Three-month delivery copper was little changed at $7,633 a metric ton on the London Metal Exchange at 2:32 p.m. in Singapore. The metal climbed to $7,689 a ton yesterday, the highest level since April 27, on better-than-expected data from the U.S. and China this week. In Shanghai, December-delivery copper was little changed at 59,880 yuan ($8,803) a ton, 3.6 percent higher this week, the most since the week ending July 23.
"Base metals maintained gains despite LME warehouse data showing inventory builds in most metals, suggesting the market is currently focusing more on the macro-demand backdrop rather than supply,” Mark Pervan, head of commodity research at Australia & New Zealand Banking Group Ltd., wrote in a note today. Prices have declined from their peaks “as investors turned their attention to the pending U.S. jobs data,” he said.
Private payrolls that exclude government agencies rose by 40,000 after a 71,000 July gain, and the jobless rate climbed to 9.6 percent, according to the median estimate of economists surveyed by Bloomberg News. Total employment may have dropped for a third consecutive month as census workers were let go.
Inventories of copper in LME warehouses rose for a second day to 399,475 tons yesterday. Stockpiles of the metal tallied by the Shanghai Futures Exchange also increased last week.
Technical Analysis
Technical charts some traders use to forecast movements suggested copper’s rally may be capped by its two-year downtrend line resistance of $7,851, Karen Jones, Commerzbank AG’s head of fixed income, currency and commodities technical analysis research, wrote in a report yesterday.
Copper is currently supported by the 200-day and 55-day moving averages at $7,108 and $6,963 respectively, as well as the three-month uptrend line support at $6,931, Jones wrote. An “upside bias” remains above these levels, she added.
Below these levels would see copper target the mid-July low of $6,470, mid-May low of $6,415, February low of $6,225 and June low of $6,037.50, wrote Jones.
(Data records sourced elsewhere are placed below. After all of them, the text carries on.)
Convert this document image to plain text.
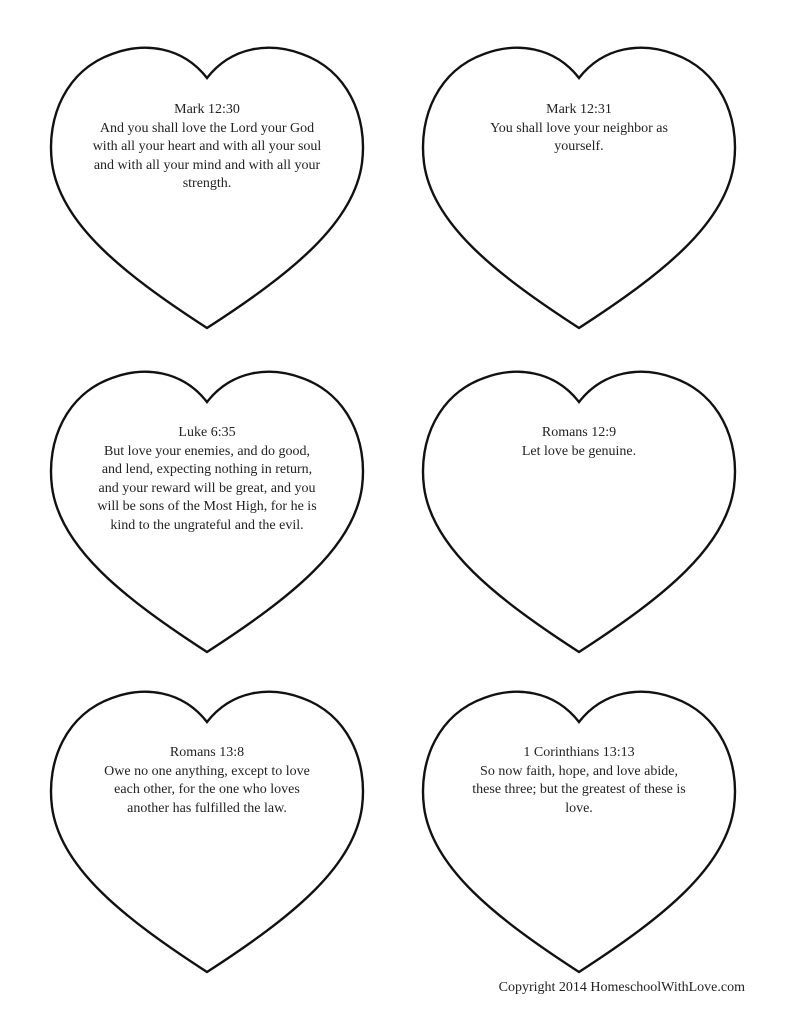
Mark 12:30
And you shall love the Lord your God
with all your heart and with all your soul
and with all your mind and with all your
strength.
Mark 12:31
You shall love your neighbor as
yourself.
Luke 6:35
But love your enemies, and do good,
and lend, expecting nothing in return,
and your reward will be great, and you
will be sons of the Most High, for he is
kind to the ungrateful and the evil.
Romans 12:9
Let love be genuine.
Romans 13:8
Owe no one anything, except to love
each other, for the one who loves
another has fulfilled the law.
1 Corinthians 13:13
So now faith, hope, and love abide,
these three; but the greatest of these is
love.
Copyright 2014 HomeschoolWithLove.com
Copper in London is still up 2.3 percent this week after U.S. initial jobless claims fell and pending home sales unexpectedly increased. In China, the purchasing managers’ index rose more than forecast to 51.7 in August from 51.2 in July, beating a median estimate of 51.5 in a Bloomberg News survey, a government-backed report showed Sept. 1.
Aluminum in London was little changed at $2,148 a ton, zinc declined 1 percent to $2,152.25 a ton, and lead was little changed at $2,153 a ton. Nickel gained 1.3 percent to $21,920 a ton, and tin rose 0.4 percent to $21,500 a ton.